And before that, in 1957, you had been dispatched to Cuba to get a story from Ernest Hemingway.
Well The Atlantic had been the first American magazine to publish Hemingway. So Weeks thought it was fairly proper that there should be a Hemingway in our centennial issue. We were sent word that Hemingway would receive a representative of The Atlantic. So I went down. This was just at the start of Castro's campaign. I stayed in a very fine, comfortable, elegant, old-fashioned hotel -- tile floors and splendid plumbing, with a great cage of beautiful birds in the lounge, and a good pianist who played in the restaurant every evening. I realized that I was going to have to wait around for a while because Hemingway was out fishing. I wandered around Havana and that area for almost three weeks with a very charming elderly professor who had been produced as my guide.
Eventually Hemingway turned up, and I was driven up to his farm (his finca) for tea. It was an absolutely lovely place, set up high, with a beautiful view. Outside of the house you could see Hemingway's writing tower. It had a number of windows, each of which contained a cat. Hemingway and I sat down and carried on a sweet little tea-party conversation. I had expected him to have a Middle Western accent but he sounded just like a New Englander. He had a very soft voice and a way of speaking that warned you not always to take what he said literally.

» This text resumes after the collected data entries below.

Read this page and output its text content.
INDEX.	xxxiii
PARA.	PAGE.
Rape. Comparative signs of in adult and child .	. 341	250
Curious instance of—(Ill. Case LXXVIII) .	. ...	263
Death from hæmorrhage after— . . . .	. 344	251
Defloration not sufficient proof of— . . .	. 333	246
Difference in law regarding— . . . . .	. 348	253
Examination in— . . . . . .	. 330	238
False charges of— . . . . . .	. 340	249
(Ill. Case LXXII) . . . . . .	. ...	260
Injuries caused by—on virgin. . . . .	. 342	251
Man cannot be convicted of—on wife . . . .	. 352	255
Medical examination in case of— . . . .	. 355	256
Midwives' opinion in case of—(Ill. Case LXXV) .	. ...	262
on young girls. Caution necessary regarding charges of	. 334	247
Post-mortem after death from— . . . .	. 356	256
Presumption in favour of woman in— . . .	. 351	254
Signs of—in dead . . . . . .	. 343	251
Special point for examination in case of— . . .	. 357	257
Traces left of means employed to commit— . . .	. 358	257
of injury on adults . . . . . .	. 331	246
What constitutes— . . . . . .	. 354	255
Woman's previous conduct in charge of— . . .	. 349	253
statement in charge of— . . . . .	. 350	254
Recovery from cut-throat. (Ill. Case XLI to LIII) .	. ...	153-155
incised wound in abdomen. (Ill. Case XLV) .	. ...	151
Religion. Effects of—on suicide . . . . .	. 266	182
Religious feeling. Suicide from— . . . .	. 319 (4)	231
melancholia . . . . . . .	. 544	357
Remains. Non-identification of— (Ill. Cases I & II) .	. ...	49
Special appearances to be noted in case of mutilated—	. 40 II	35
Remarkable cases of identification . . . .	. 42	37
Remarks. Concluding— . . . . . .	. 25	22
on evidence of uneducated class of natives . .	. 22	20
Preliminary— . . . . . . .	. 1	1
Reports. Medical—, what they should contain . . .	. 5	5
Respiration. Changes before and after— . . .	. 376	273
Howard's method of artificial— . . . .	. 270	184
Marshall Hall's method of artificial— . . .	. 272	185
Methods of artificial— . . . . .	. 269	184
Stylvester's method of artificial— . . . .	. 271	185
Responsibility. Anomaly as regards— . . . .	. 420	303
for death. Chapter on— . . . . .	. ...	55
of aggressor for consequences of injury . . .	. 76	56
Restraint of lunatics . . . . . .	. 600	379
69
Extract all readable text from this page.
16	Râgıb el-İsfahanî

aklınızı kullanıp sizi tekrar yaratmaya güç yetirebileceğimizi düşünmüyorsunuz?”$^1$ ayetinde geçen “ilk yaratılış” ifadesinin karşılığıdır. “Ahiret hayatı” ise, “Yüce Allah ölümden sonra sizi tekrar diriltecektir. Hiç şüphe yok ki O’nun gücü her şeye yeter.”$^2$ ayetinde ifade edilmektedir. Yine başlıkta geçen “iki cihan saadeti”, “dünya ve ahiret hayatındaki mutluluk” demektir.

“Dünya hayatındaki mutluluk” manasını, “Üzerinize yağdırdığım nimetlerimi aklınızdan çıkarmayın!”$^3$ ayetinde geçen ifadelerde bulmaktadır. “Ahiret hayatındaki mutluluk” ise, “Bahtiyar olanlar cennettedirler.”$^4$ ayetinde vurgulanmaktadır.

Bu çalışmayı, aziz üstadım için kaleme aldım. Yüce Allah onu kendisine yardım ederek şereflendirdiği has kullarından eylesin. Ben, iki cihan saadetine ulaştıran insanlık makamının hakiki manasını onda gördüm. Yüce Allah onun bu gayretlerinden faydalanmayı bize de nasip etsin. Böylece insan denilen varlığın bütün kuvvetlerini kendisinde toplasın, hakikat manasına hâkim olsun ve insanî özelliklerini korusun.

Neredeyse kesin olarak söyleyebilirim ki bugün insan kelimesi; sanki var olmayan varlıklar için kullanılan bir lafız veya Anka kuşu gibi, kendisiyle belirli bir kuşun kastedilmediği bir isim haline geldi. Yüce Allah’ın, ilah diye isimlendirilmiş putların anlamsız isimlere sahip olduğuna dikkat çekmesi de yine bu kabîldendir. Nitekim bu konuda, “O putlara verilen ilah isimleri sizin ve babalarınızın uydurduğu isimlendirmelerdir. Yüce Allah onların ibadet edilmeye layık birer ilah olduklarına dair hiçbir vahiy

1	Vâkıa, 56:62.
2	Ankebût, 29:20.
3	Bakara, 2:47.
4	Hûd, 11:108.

He was married at that time to Mary?
Yes, and she was absolutely charming. While Hemingway went off to take a nap she walked me around the yard explaining where they had found the various orchids that ornamented their trees and told me about their countless acquisition of cats. I hardly knew how many cats they had, they just took in anything that turned up. The cats were not allowed in the house, so during dinner they all gathered on the doorstep outside the screen door, a nice breezy place, and they climbed it, they took turns - "plink, plink, plink, plink, plink, plop" -- and then they'd repeat it. It was quite musical.
He sent us two stories about blindness for the centennial issue, but we made the mistake of thinking they were submitted as a unit. They weren't, and he got quite cross because he wanted to be paid for both of them. Which of course we happily did and published both.
While book reviewing eventually became your main job at The Atlantic, you wrote articles now and then. In 1962, for a special issue called "Money and American Life" (which could have been subtitled "How We Spend Our Money") you were sent on the road.
I was sent to New York to endure the works at a beauty parlor, a very posh affair.
Your piece, "The Cost of Vanity," begins, "Despite variations in locality, price, and the shape of the chairs, there are only two kinds of beauty parlors. Type A assumes and openly proclaims that madam is a wreck, scarcely worth the trouble of salvage. It caters to those who feel guilty at spending money on vanity or who enjoy being abused. Since a masochistic puritan who also wishes to be beautiful is a contradiction beyond the scope of ordinary reason, these places can be disregarded. They are not beauty parlors at all, but temples of an esoteric and inexplicable cult. The true beauty parlor, type B, holds that madam is a splendid specimen sadly mishandled by other, less perceptive establishments. The management is happy to correct the errors of its predecessors for a fee that can range from the trivial to the titanic." So you went and you paid that fee.